Lunedì 25 Settembre 2006 - Libertà
A Castellarquato mostra mercato delle collane economiche del '900
Arrivano le Bancarelle della nostalgia
Non il solito mercatino di libri usati ma una straordinaria mostra-mercato tutta da ammirare, dove saranno esposti i volumi delle indimenticabili collane popolari che le case editrici italiane fecero uscire nel corso del Novecento.
Stiamo parlando della rassegna Bancarelle della nostalgia che andrà in scena il prossimo fine settimana, sabato 30 settembre e domenica 1° ottobre, a Castellarquato. Nella piazza monumentale per due giorni si riuniranno circa 35 librai di tutta Italia, che porteranno con sé decine e decine di volumi delle collane novecentesche, ma anche alcune preziosità per bibliofili.

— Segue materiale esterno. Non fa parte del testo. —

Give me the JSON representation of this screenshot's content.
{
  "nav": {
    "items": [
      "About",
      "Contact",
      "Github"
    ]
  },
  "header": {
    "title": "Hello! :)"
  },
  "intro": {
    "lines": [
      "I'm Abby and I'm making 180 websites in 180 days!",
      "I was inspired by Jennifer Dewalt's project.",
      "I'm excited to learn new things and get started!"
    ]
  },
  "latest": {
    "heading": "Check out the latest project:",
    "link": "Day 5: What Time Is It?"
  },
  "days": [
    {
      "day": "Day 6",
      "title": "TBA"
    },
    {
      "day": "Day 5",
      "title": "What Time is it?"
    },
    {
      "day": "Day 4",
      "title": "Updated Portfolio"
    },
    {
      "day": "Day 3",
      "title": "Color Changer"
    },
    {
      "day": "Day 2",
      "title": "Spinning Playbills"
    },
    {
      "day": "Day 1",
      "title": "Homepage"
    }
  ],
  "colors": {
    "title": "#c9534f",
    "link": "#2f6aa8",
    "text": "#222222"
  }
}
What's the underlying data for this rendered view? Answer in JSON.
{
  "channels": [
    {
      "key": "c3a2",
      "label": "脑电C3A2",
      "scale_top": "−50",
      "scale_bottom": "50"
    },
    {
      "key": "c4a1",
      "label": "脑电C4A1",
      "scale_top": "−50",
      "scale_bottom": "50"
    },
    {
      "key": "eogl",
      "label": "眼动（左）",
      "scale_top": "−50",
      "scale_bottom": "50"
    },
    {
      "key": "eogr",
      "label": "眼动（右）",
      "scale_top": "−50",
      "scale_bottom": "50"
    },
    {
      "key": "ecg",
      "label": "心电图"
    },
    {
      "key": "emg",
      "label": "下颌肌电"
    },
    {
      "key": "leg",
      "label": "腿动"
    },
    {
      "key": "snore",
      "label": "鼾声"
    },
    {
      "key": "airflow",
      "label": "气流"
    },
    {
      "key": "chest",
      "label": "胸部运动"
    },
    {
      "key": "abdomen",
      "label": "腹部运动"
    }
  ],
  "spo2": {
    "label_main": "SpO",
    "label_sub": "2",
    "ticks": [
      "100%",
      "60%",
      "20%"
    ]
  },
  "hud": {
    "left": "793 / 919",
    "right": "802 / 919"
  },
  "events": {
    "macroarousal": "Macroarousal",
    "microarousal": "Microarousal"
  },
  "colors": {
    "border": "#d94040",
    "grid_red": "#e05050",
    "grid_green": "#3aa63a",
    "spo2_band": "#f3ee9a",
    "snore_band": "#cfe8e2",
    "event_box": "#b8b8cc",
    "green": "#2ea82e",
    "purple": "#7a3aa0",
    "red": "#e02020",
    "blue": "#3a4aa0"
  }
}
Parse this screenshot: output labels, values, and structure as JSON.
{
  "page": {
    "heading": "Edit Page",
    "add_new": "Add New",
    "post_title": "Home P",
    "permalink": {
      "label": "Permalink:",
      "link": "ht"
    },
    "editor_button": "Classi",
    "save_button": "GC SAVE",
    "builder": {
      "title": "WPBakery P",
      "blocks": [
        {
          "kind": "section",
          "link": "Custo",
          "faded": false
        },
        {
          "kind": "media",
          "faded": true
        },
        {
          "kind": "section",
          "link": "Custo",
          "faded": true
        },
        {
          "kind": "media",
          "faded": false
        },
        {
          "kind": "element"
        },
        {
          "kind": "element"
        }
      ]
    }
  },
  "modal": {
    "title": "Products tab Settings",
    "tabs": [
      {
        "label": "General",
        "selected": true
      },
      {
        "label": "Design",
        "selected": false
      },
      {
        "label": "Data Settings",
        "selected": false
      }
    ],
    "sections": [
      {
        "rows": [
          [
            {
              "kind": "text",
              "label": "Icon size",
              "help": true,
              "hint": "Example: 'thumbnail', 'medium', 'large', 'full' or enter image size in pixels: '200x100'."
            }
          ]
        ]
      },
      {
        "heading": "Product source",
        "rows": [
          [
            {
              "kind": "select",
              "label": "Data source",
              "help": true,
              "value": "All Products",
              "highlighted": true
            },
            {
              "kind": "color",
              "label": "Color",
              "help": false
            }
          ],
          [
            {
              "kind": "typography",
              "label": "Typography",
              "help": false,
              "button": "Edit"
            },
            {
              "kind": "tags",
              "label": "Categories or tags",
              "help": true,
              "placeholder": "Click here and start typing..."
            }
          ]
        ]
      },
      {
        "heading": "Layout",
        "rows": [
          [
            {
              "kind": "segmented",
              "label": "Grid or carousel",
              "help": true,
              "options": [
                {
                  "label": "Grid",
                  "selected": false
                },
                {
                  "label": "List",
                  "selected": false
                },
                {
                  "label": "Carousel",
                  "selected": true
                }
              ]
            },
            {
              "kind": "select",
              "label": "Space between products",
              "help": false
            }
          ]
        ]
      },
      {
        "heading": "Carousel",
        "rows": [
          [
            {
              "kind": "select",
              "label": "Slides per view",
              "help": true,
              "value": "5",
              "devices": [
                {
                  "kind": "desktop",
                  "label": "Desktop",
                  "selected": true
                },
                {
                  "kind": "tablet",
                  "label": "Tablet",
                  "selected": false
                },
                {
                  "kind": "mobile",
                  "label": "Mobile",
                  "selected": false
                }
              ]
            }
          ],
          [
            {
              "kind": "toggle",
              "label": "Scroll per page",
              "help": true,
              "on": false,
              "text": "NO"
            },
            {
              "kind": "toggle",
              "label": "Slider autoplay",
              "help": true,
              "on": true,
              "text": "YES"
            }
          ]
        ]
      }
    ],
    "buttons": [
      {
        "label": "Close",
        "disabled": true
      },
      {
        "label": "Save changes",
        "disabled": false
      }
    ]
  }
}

L'aspetto più curioso e nostalgico dell'esposizione, lo daranno però le collane popolari che avvicinarono alla lettura milioni di italiani, facendo conoscere loro i grandi classici italiani e stranieri e i migliori autori contemporanei, a prezzi appunto "popolari".
L'intenzione di "distribuire" cultura a prezzi accessibili a tutti, la si leggeva sin dai titoli delle collane tascabili. Si pensi all'Universale economica Sonzogno, con i suoi volumetti che costavano soltanto 25 centesimi. «Vero paradiso dell'autodidatta» li ha definiti il semiologo Umberto Eco, sempre attento ai processi della cultura popolare. Tra le bancarelle della nostalgia che compariranno a Castellarquato sabato prossimo, spunteranno a decine i piccoli libretti della Sonzogno con la loro copertina giallastra, i caratteri minuscoli stampati sulla pagina dalla carta quasi grigia. I lettori più maturi ricorderanno anche i "Corvi", collana economica lanciata negli anni Trenta del '900 da Corbaccio, che ebbe peraltro il merito di portare sul mercato italiano Viaggio al termine della notte di Céline e Dubliners di Joyce.
Negli stessi anni nasceva la collana Medusa di Mondadori: copertina bianca, bordo verde, la testa di Medusa sul frontespizio. Dalla Medusa ai Corvi, alla Biblioteca sansoniana straniera: queste le collane che cominciarono a circolare come esempi della nascente letteratura di massa, nei primi decenni del secolo scorso. In mostra ci saranno anche le collane economiche degli anni dell'Italia repubblicana, che portarono la cultura nelle case dell'italiano medio, messe in bella mostra sulle librerie, con le loro copertine tutte uguali. Come dimenticare i libri della Biblioteca universale Rizzoli, della mitica Bur dalla copertina grigia, degli Oscar Mondadori (nel '65 esordiva con il classico di Hemingway Addio alle armi) o dell'Universale economica Feltrinelli (che debuttava nel '55).
L'iniziativa che approderà sabato a Castellarquato (promossa da Comune, Provincia, Castellarquato cultura e turismo, Fondazione di Piacenza e Vigevano e Camera di Commercio) conquisterà sicuramente il cuore di collezionisti, ma anche dei tanti che, grazie a quelle collane, si sono appassionati alla lettura.